Steve Linden is a classic, antique, and collector vehicle expert who offers advice, tips, and news on all things classic car related on Long Island. Send in your questions to

I found your "Question and Answer" about the engine break-in procedure useful since I am the proud new owner of a freshly built Pontiac 455 engine for my 1972 Trans AM.

However, one point not addressed in your answer is the matter of synthetic vs. conventional oil during the break-in period. What have you found to be the best oil to use during and after the break in? Does synthetic help preserve a classic engine longer?

For the break-in period I use conventional oil. I believe that synthetic oil is actually too "slippery" to allow the proper advantageous wear to take place during break-in in critical areas such as piston rings to cylinder walls.

After the break-in period, I continue to use conventional oil. I do this because I am compulsive about the oil changes on my classic cars. The oil that I drain out of the car is usually just as clean as when I put it in. Depending on how you use your car (long trips, short trips, dusty areas, etc.)

I think conventional oil is fine as long as it is changed regularly and at short intervals such as every 3,000 miles or twice a year, whichever comes first. If money is no object, or if your oil change intervals will be longer, I think synthetic oil is fine after the break-in period.

I have a problem with my 1976 Triumph TR6. My speedometer says one speed while those police radar check points say another, and there can be quite a difference.

When I am doing 55 mph my speedometer reflects about 15 mph over that, and the faster I go the larger the discrepancy becomes. I must drive using my tachometer to gauge my speed.

Nothing that I know of has been changed on the car. The speedometer cable is driven off of the distributor, not the transmission like American cars. How can I go about getting this problem fixed?

I've owned a few of these cars myself, and I want to tell you that the problem you're experiencing is not uncommon. I hope that makes you feel better.

Actually, there are a few things that can cause the problem you're having. I was confused by your statement that your speedometer was driven by your distributor, because it should not be. I checked with Mike at British Car Service in Holbrook to confirm this for me. He confirmed that I was correct, so I suspect that what you believe to be your speedometer cable is actually your tachometer cable, which is in fact driven off of the distributor. Your speedometer is driven off of your transmission in a very conventional manner, although it does go through a "counter box."

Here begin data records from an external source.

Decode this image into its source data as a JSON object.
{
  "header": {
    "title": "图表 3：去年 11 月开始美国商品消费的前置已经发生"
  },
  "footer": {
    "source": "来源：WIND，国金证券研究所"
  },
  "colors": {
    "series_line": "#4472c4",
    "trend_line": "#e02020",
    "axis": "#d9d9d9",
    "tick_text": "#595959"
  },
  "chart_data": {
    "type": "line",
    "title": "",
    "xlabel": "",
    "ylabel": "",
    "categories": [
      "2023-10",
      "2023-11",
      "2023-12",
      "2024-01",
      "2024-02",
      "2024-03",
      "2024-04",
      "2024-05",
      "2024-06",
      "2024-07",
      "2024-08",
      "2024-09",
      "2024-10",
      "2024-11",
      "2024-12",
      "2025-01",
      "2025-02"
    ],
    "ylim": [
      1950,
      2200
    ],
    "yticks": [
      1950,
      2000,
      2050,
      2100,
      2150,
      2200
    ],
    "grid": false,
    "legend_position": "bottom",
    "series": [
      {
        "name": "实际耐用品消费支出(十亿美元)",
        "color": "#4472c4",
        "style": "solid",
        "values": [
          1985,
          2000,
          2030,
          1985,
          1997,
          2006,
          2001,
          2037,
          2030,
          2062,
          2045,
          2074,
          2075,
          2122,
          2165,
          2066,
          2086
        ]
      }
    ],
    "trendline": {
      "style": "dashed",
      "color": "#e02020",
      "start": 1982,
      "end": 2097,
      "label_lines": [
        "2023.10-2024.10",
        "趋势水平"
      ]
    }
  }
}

The first, and most common cause of this speedometer error is a change in tire size. If you or a previous owner changed to a smaller, or lower profile tire, it will spin faster at any given speed. This faster tire rotation speed will cause the transmission to spin faster, and since a gear in the transmission drives the speedometer, the speedometer will indicate a higher speed. The original tire size on your car was 185/15 which had a “total height” (measured from the top of the tire to the bottom when inflated) of about 26.3 inches.

You can easily measure yours, and if it is smaller, you’ve found your problem. The original style “redline tires” are being reproduced in the proper size but my experience is that they have a slightly larger “total height” (about 27 inches) which will cause your speedometer to indicate a speed that is slightly slower that your actual speed. A modern 205/70/15 tire has a “total height” that is virtually identical to the original tire and will work well on your car.

The other possibility is that the wrong "speedometer drive gear" is being used in the transmission. There are two gears that are available for TR6s. The application is determined by the year of the car. Since they will both fit in your transmission, it's not unusual to find the wrong one being used. The "tooth count" only varies by one, but this is enough to account for a significant error.

Readers Tip Of The Week
Always open at least one car window fully when parking in a garage to prevent interior mildew. Dust is easier to clean than mildew.

I hang a desiccant like the kind that comes packed with electronics to absorb moisture in my car when I store it for the winter. Just make sure to put a plastic container under it. It will absorb enough moisture that eventually it will start dripping.